In my personal life, I consider it a privilege to have lived in two contrasting worlds. I was born in the province and spent a good one third of my life in the farm – planting rice, corn and sugarcane with my father. After college, I lived in the city and worked as an accountant in the country’s central business district working for some really big and demanding clients. Facing a whole new arena of spreadsheets, tax returns, financial statements and conference calls, I realize that life as a farmer taught me important lessons – lessons that would equip me to face the world of finance and investments.
One important lesson I learned in farming is the importance of hard work and timing. Those two things went hand in hand in the farm.

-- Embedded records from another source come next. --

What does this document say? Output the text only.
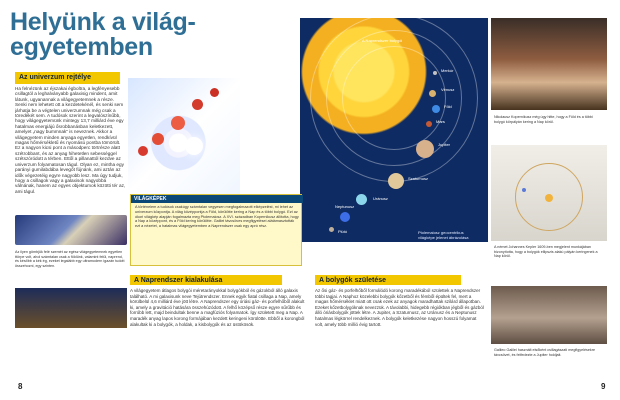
Helyünk a világ-egyetemben
Az univerzum rejtélye
Ha felnézünk az éjszakai égboltra, a legfényesebb csillagtól a leghalványabb galaxisig mindent, amit látunk, ugyanannak a világegyetemnek a része. Senki nem lehetett ott a kezdetekénél, és senki sem járhatja be a végtelen univerzumnak még csak a töredékét sem. A tudósok szerint a legvalószínűbb, hogy világegyetemünk mintegy 13,7 milliárd éve egy hatalmas energiájú ősrobbanásban keletkezett, amelyet „nagy bummnak” is neveznek. Akkor a világegyetem minden anyaga egyetlen, rendkívül magas hőmérsékletű és nyomású pontba tömörült. Ez a nagyon kicsi pont a másodperc törtrésze alatt szétrobbant, és az anyag hihetetlen sebességgel szétszóródott a térben. Ettől a pillanattól kezdve az univerzum folyamatosan tágul. Olyan ez, mintha egy parányi gumilabdába levegőt fújnánk, ami aztán az idők végezetéig egyre nagyobb lesz. Ma úgy tudjuk, hogy a csillagok vagy a galaxisok nagyobbá válnának, hanem az egyes objektumok közötti tér az, ami tágul.
Az ilyen gömbjük felé szemét az egész világegyetemnek egyetlen ttörpe volt, ahol számtalan csak a földünk, valamint felül, naprend, és később a kék ég, ezeket legalább egy ultramodern igazán tudott összehozni, egy szinten.
A Naprendszer bolygói
Merkúr
Vénusz
Föld
Mars
Jupiter
Szaturnusz
Uránusz
Neptunusz
Plútó	Ptolemaiosz geocentrikus világképe jelenet ábrázolása
VILÁGKÉPEK
A történelem a tudósok csakúgy számtalan vegyesen megfogalmazott elképzelést, mi lehet az univerzum központja. A világ középpontja a Föld, körülötte kering a Nap és a többi bolygó. Ezt az ókori világkép alapján fogalmazta meg Ptolemaiosz. A XVI. században Kopernikusz állította, hogy a Nap a középpont, és a Föld kering körülötte. Galilei távcsöves megfigyelései alátámasztották ezt a nézetet, a hatalmas világegyetemben a Naprendszer csak egy apró rész.
Nikolausz Kopernikusz még úgy hitte, hogy a Föld és a többi bolygó körpályán kering a Nap körül.
A német Johannes Kepler 1609-ben megjelent munkájában bizonyította, hogy a bolygók ellipszis alakú pályán keringenek a Nap körül.
Galileo Galilei használt elsőként csillagászati megfigyelésekre távcsövet, és felfedezte a Jupiter holdjait.
A Naprendszer kialakulása
A világegyetem átlagos bolygói méretarányokkal bolygókból és gázokból álló galaxis található. A mi galaxisunk neve Tejútrendszer. Ennek egyik fiatal csillaga a Nap, amely körülbelül 4,6 milliárd éve jött létre. A Naprendszer egy óriási gáz- és porfelhőből alakult ki, amely a gravitáció hatására összehúzódott. A felhő középső része egyre sűrűbb és forróbb lett, majd beindultak benne a magfúziós folyamatok. Így született meg a Nap. A maradék anyag lapos korong formájában kezdett keringeni körülötte. Ebből a korongból alakultak ki a bolygók, a holdak, a kisbolygók és az üstökösök.
A bolygók születése
Az ősi gáz- és porfelhőből formálódó korong maradékából születtek a Naprendszer többi tagjai. A Naphoz közelebbi bolygók kőzetből és fémből épültek fel, mert a magas hőmérséklet miatt ott csak ezek az anyagok maradhattak szilárd állapotban. Ezeket kőzetbolygóknak nevezzük. A távolabbi, hidegebb régiókban jégből és gázból álló óriásbolygók jöttek létre. A Jupiter, a Szaturnusz, az Uránusz és a Neptunusz hatalmas légkörrel rendelkeznek. A bolygók keletkezése nagyon hosszú folyamat volt, amely több millió évig tartott.
8	9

I remember getting up in the wee hours of the morning while the sky was still at its darkest. I would awaken to the sound of Perry Como on the AM radio. My Dad would wake up ahead of us all and would already be making our breakfast. While the sun was still asleep, we would start work on the farm, tilling the damp, dark soil to plant sugar cane.
We used the sugarcane juice to make, Basi, which was a type of homemade wine which we sold in the marketplace. When making Basi, once you start, you can’t stop. Once you begin squeezing the juice from the sugarcane, you have to continue the whole process without pause until the wine is produced and bottled. Any delay and the Basi would turn to vinegar. We would boil the sugarcane juice – if you want your Basi sweet, you boil it longer. If you want it tart, you boil it for a shorter while. But you definitely cannot stop or make a mistake with timing or all your hard work will end up as vinegar. We would usually finish by 1 AM. So that would have been straight 21 hours of work starting from 4 AM.
When I became an external auditor, I saw a lot of accountants resigning and giving up because the long working hours and the intense pressure was too much for them. For me, I thought it was still manageable, plus it paid more than selling Basi. Looking back, I now realize that my life in the farm built up my tolerance for hard work and long hours.
It also taught me how to be alert with my investments through time. You cannot just leave a vat of sugarcane juice boiling on end. Similarly, you can’t just invest your money in a mutual fund or in bonds and forget about it. You need to monitor it constantly or you might end up with vinegar instead of wine. Just like I check the liquid level and the temperature of my Basi to know when it’s time to bottle it up, I have to monitor interest rates and market trends to know if it’s time for me to realize my gains or rebalance my investment portfolio.
Another time I look back to was when my mother bankrupted herself because of overexpansion. She wanted to be the biggest producer of Basi in our village. So she built a new and bigger warehouse, more vats, more equipment. She was going big time. Sadly, most of the people drinking Basi were from the older generation. At that time, they were dying off and their children didn’t really buy the product anymore. Just when my mother expanded, her customer base shriveled away. So the machines stopped and my mother closed shop and sold everything. Maybe if she just maintained a smaller level of operations, we could have continued with the business. My mom showed me how not to do it.
I usually dream of starting my own business now but I get scared knowing how a seemingly perfect business plan can go awry. Running an operating business can be complicated. You can’t just keep changing your mind about your investment if your assets are property, plant and equipment. At present, I’m happy with investing in more liquid assets such as mutual funds and stocks. I just need to constantly monitor and evaluate my strategy to adapt to changes in the market. For me it’s simpler that way.
Who knows? Maybe I’ll go back to the farm when I retire. Hopefully my investments will continue to provide me with passive income so I don’t have to depend on sugarcane wine for my finances. Nevertheless, in honor of my mother, I might start making a little bit of Basi again.